Oui, car Lutéran n’occupe pas la part de marché prioritaire. Le Lutenyl, et en particulier les génériques de ces deux médicaments, sont beaucoup plus utilisés. C’est aussi pourquoi nous mentionnons dans nos communiqués de presse les molécules, l’acétate de nomégestrol (Lutényl et génériques) et l’acétate de chlormadinone (Lutéran).

On pense que ces trois traitements soulagent les femmes atteintes d’endométriose. Quelles alternatives auront-ils?

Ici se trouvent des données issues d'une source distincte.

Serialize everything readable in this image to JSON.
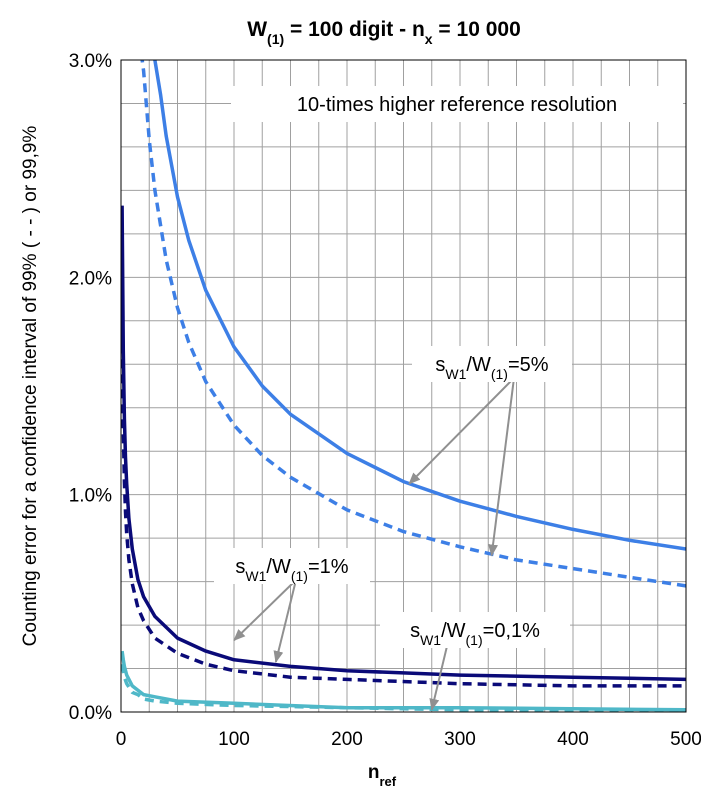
{
  "chart_data": {
    "type": "line",
    "title": {
      "main": "W",
      "main_sub": "(1)",
      "rest1": " = 100 digit  -  n",
      "rest1_sub": "x",
      "rest2": " = 10 000"
    },
    "xlabel": {
      "main": "n",
      "sub": "ref"
    },
    "ylabel": "Counting error for a confidence interval of 99% ( - - ) or 99,9%",
    "xlim": [
      0,
      500
    ],
    "ylim": [
      0,
      0.03
    ],
    "x_ticks": [
      {
        "value": 0,
        "label": "0"
      },
      {
        "value": 100,
        "label": "100"
      },
      {
        "value": 200,
        "label": "200"
      },
      {
        "value": 300,
        "label": "300"
      },
      {
        "value": 400,
        "label": "400"
      },
      {
        "value": 500,
        "label": "500"
      }
    ],
    "y_ticks": [
      {
        "value": 0,
        "label": "0.0%"
      },
      {
        "value": 0.01,
        "label": "1.0%"
      },
      {
        "value": 0.02,
        "label": "2.0%"
      },
      {
        "value": 0.03,
        "label": "3.0%"
      }
    ],
    "grid": true,
    "colors": {
      "sw5": "#3d7fe6",
      "sw1": "#0a0a78",
      "sw01": "#4fb8c8",
      "grid": "#a0a0a0",
      "arrow": "#909090"
    },
    "series": [
      {
        "group": "sw5",
        "style": "solid",
        "x": [
          29,
          35,
          40,
          50,
          60,
          75,
          100,
          125,
          150,
          200,
          250,
          300,
          350,
          400,
          450,
          500
        ],
        "y": [
          0.0303,
          0.0284,
          0.0265,
          0.0237,
          0.0217,
          0.0194,
          0.0168,
          0.015,
          0.0137,
          0.0119,
          0.0106,
          0.0097,
          0.009,
          0.0084,
          0.0079,
          0.0075
        ]
      },
      {
        "group": "sw5",
        "style": "dashed",
        "x": [
          18,
          20,
          25,
          30,
          40,
          50,
          60,
          75,
          100,
          125,
          150,
          200,
          250,
          300,
          350,
          400,
          450,
          500
        ],
        "y": [
          0.0303,
          0.0295,
          0.0263,
          0.024,
          0.0208,
          0.0186,
          0.017,
          0.0152,
          0.0132,
          0.0118,
          0.0108,
          0.0093,
          0.0083,
          0.0076,
          0.007,
          0.0066,
          0.0062,
          0.0058
        ]
      },
      {
        "group": "sw1",
        "style": "solid",
        "x": [
          1,
          2,
          3,
          4,
          5,
          7,
          10,
          15,
          20,
          30,
          50,
          75,
          100,
          150,
          200,
          300,
          400,
          500
        ],
        "y": [
          0.0233,
          0.0166,
          0.0135,
          0.0117,
          0.0105,
          0.0089,
          0.0075,
          0.0061,
          0.0053,
          0.0044,
          0.0034,
          0.0028,
          0.0024,
          0.0021,
          0.0019,
          0.0017,
          0.0016,
          0.0015
        ]
      },
      {
        "group": "sw1",
        "style": "dashed",
        "x": [
          1,
          2,
          3,
          4,
          5,
          7,
          10,
          15,
          20,
          30,
          50,
          75,
          100,
          150,
          200,
          300,
          400,
          500
        ],
        "y": [
          0.0183,
          0.013,
          0.0106,
          0.0092,
          0.0082,
          0.007,
          0.0059,
          0.0048,
          0.0042,
          0.0034,
          0.0027,
          0.0022,
          0.0019,
          0.0016,
          0.0015,
          0.0013,
          0.0012,
          0.0012
        ]
      },
      {
        "group": "sw01",
        "style": "solid",
        "x": [
          1,
          2,
          3,
          5,
          10,
          15,
          20,
          30,
          50,
          100,
          200,
          300,
          500
        ],
        "y": [
          0.0028,
          0.0024,
          0.0021,
          0.0017,
          0.0012,
          0.001,
          0.0008,
          0.0007,
          0.0005,
          0.0004,
          0.0002,
          0.0002,
          0.0001
        ]
      },
      {
        "group": "sw01",
        "style": "dashed",
        "x": [
          1,
          2,
          3,
          5,
          10,
          15,
          20,
          30,
          50,
          100,
          200,
          300,
          500
        ],
        "y": [
          0.0022,
          0.0019,
          0.0016,
          0.0013,
          0.0009,
          0.0008,
          0.0006,
          0.0005,
          0.0004,
          0.0003,
          0.0002,
          0.0001,
          0.0001
        ]
      }
    ],
    "annotations": [
      {
        "text_a": "s",
        "text_sub1": "W1",
        "text_b": "/W",
        "text_sub2": "(1)",
        "text_c": "=5%",
        "arrow_targets": [
          {
            "x": 255,
            "y": 0.0105
          },
          {
            "x": 328,
            "y": 0.0072
          }
        ]
      },
      {
        "text_a": "s",
        "text_sub1": "W1",
        "text_b": "/W",
        "text_sub2": "(1)",
        "text_c": "=1%",
        "arrow_targets": [
          {
            "x": 100,
            "y": 0.0033
          },
          {
            "x": 137,
            "y": 0.0023
          }
        ]
      },
      {
        "text_a": "s",
        "text_sub1": "W1",
        "text_b": "/W",
        "text_sub2": "(1)",
        "text_c": "=0,1%",
        "arrow_targets": [
          {
            "x": 275,
            "y": 0.0001
          }
        ]
      }
    ],
    "inset_label": "10-times higher reference resolution"
  }
}
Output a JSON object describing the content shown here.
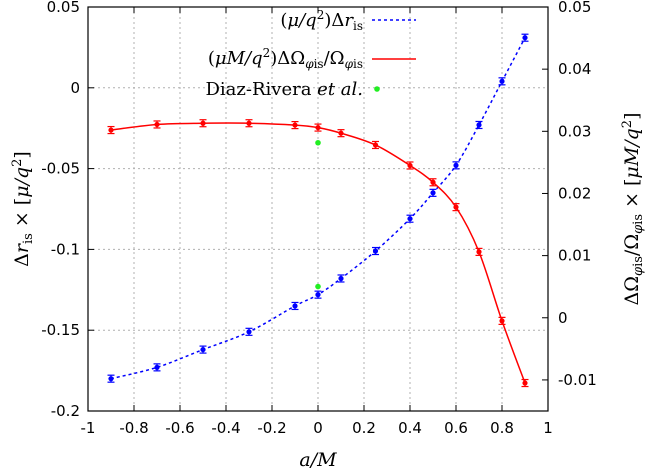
{
  "chart_data": {
    "type": "line",
    "xlabel": "a/M",
    "ylabel_left": "Δr_is × [μ/q²]",
    "ylabel_right": "ΔΩ_φis/Ω_φis × [μM/q²]",
    "xlim": [
      -1,
      1
    ],
    "ylim_left": [
      -0.2,
      0.05
    ],
    "ylim_right": [
      -0.015,
      0.05
    ],
    "x_ticks": [
      "-1",
      "-0.8",
      "-0.6",
      "-0.4",
      "-0.2",
      "0",
      "0.2",
      "0.4",
      "0.6",
      "0.8",
      "1"
    ],
    "y_ticks_left": [
      "0.05",
      "0",
      "-0.05",
      "-0.1",
      "-0.15",
      "-0.2"
    ],
    "y_ticks_right": [
      "0.05",
      "0.04",
      "0.03",
      "0.02",
      "0.01",
      "0",
      "-0.01"
    ],
    "grid": true,
    "legend_position": "top-right",
    "series": [
      {
        "name": "(μ/q²)Δr_is",
        "axis": "left",
        "color": "#0000ff",
        "style": "dashed",
        "x": [
          -0.9,
          -0.7,
          -0.5,
          -0.3,
          -0.1,
          0,
          0.1,
          0.25,
          0.4,
          0.5,
          0.6,
          0.7,
          0.8,
          0.9
        ],
        "y": [
          -0.18,
          -0.173,
          -0.162,
          -0.151,
          -0.135,
          -0.128,
          -0.118,
          -0.101,
          -0.081,
          -0.065,
          -0.048,
          -0.023,
          0.004,
          0.031
        ]
      },
      {
        "name": "(μM/q²)ΔΩ_φis/Ω_φis",
        "axis": "right",
        "color": "#ff0000",
        "style": "solid",
        "x": [
          -0.9,
          -0.7,
          -0.5,
          -0.3,
          -0.1,
          0,
          0.1,
          0.25,
          0.4,
          0.5,
          0.6,
          0.7,
          0.8,
          0.9
        ],
        "y": [
          0.0302,
          0.0311,
          0.0313,
          0.0313,
          0.031,
          0.0306,
          0.0297,
          0.0278,
          0.0245,
          0.0218,
          0.0178,
          0.0106,
          -0.0005,
          -0.0105
        ]
      },
      {
        "name": "Diaz-Rivera et al.",
        "axis": "left",
        "color": "#22ee22",
        "style": "points",
        "x": [
          0,
          0
        ],
        "y": [
          -0.034,
          -0.123
        ]
      }
    ],
    "legend": [
      {
        "math": "(μ/q²)Δr",
        "sub": "is",
        "tail": "",
        "italic": ""
      },
      {
        "math": "(μM/q²)ΔΩ",
        "sub": "φis",
        "tail": "/Ω",
        "sub2": "φis"
      },
      {
        "math": "Diaz-Rivera ",
        "italic": "et al.",
        "tail": ""
      }
    ]
  }
}
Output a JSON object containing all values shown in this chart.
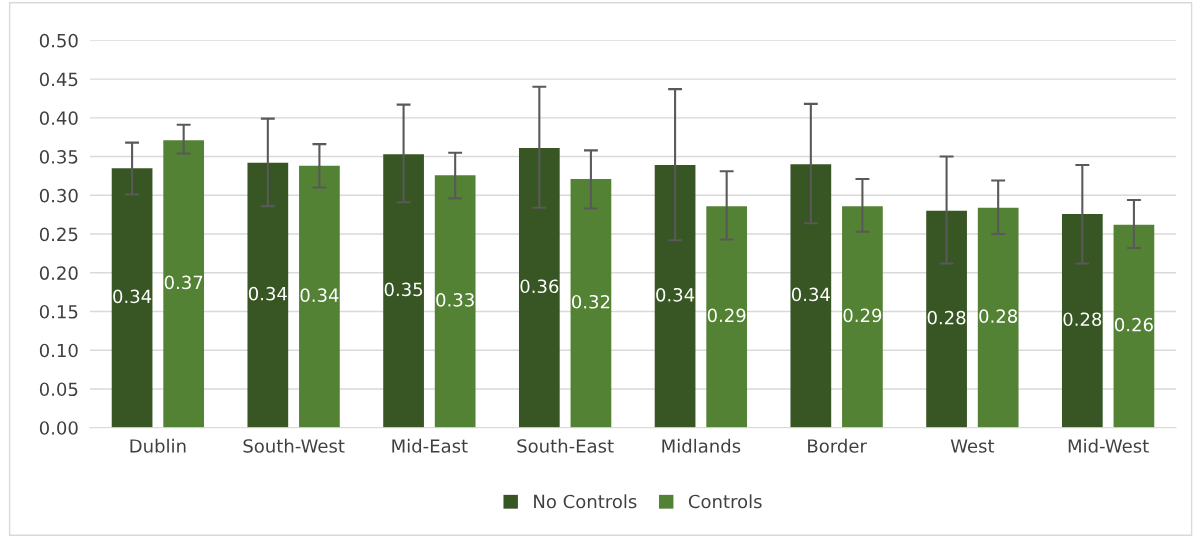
{
  "chart_data": {
    "type": "bar",
    "categories": [
      "Dublin",
      "South-West",
      "Mid-East",
      "South-East",
      "Midlands",
      "Border",
      "West",
      "Mid-West"
    ],
    "series": [
      {
        "name": "No Controls",
        "color": "#375623",
        "values": [
          0.335,
          0.342,
          0.353,
          0.361,
          0.339,
          0.34,
          0.28,
          0.276
        ],
        "errors": [
          [
            0.301,
            0.368
          ],
          [
            0.286,
            0.399
          ],
          [
            0.291,
            0.417
          ],
          [
            0.284,
            0.44
          ],
          [
            0.242,
            0.437
          ],
          [
            0.264,
            0.418
          ],
          [
            0.212,
            0.35
          ],
          [
            0.212,
            0.339
          ]
        ],
        "value_labels": [
          "0.34",
          "0.34",
          "0.35",
          "0.36",
          "0.34",
          "0.34",
          "0.28",
          "0.28"
        ]
      },
      {
        "name": "Controls",
        "color": "#548235",
        "values": [
          0.371,
          0.338,
          0.326,
          0.321,
          0.286,
          0.286,
          0.284,
          0.262
        ],
        "errors": [
          [
            0.354,
            0.391
          ],
          [
            0.31,
            0.366
          ],
          [
            0.296,
            0.355
          ],
          [
            0.283,
            0.358
          ],
          [
            0.243,
            0.331
          ],
          [
            0.253,
            0.321
          ],
          [
            0.25,
            0.319
          ],
          [
            0.232,
            0.294
          ]
        ],
        "value_labels": [
          "0.37",
          "0.34",
          "0.33",
          "0.32",
          "0.29",
          "0.29",
          "0.28",
          "0.26"
        ]
      }
    ],
    "ylim": [
      0,
      0.5
    ],
    "yticks": [
      {
        "value": 0,
        "label": "0.00"
      },
      {
        "value": 0.05,
        "label": "0.05"
      },
      {
        "value": 0.1,
        "label": "0.10"
      },
      {
        "value": 0.15,
        "label": "0.15"
      },
      {
        "value": 0.2,
        "label": "0.20"
      },
      {
        "value": 0.25,
        "label": "0.25"
      },
      {
        "value": 0.3,
        "label": "0.30"
      },
      {
        "value": 0.35,
        "label": "0.35"
      },
      {
        "value": 0.4,
        "label": "0.40"
      },
      {
        "value": 0.45,
        "label": "0.45"
      },
      {
        "value": 0.5,
        "label": "0.50"
      }
    ],
    "grid": "y",
    "legend": "bottom"
  }
}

Ces deux molécules ne font pas partie des recommandations de la Haute Autorité de Santé en cas d’endométriose. Nous savons que ces traitements sont utilisés, mais aucun essai clinique ne prouve leur efficacité. Le traitement médical de première intention est une pilule continue de 2e génération pour éviter d’avoir vos règles. Ou le DIU Mirena.

De plus en plus d’alertes concernent les contraceptifs. L’accès à la contraception est-il entravé?

C’est un sujet. Les professionnels de la santé s’inquiètent du discrédit des hormones en général, pas seulement pendant la contraception. Il faut avoir ces discussions globales avec les patients, sachant que ce type d’alerte risque d’entraîner un retard dans pilules pouvant provoquer des troubles thromboemboliques veineux.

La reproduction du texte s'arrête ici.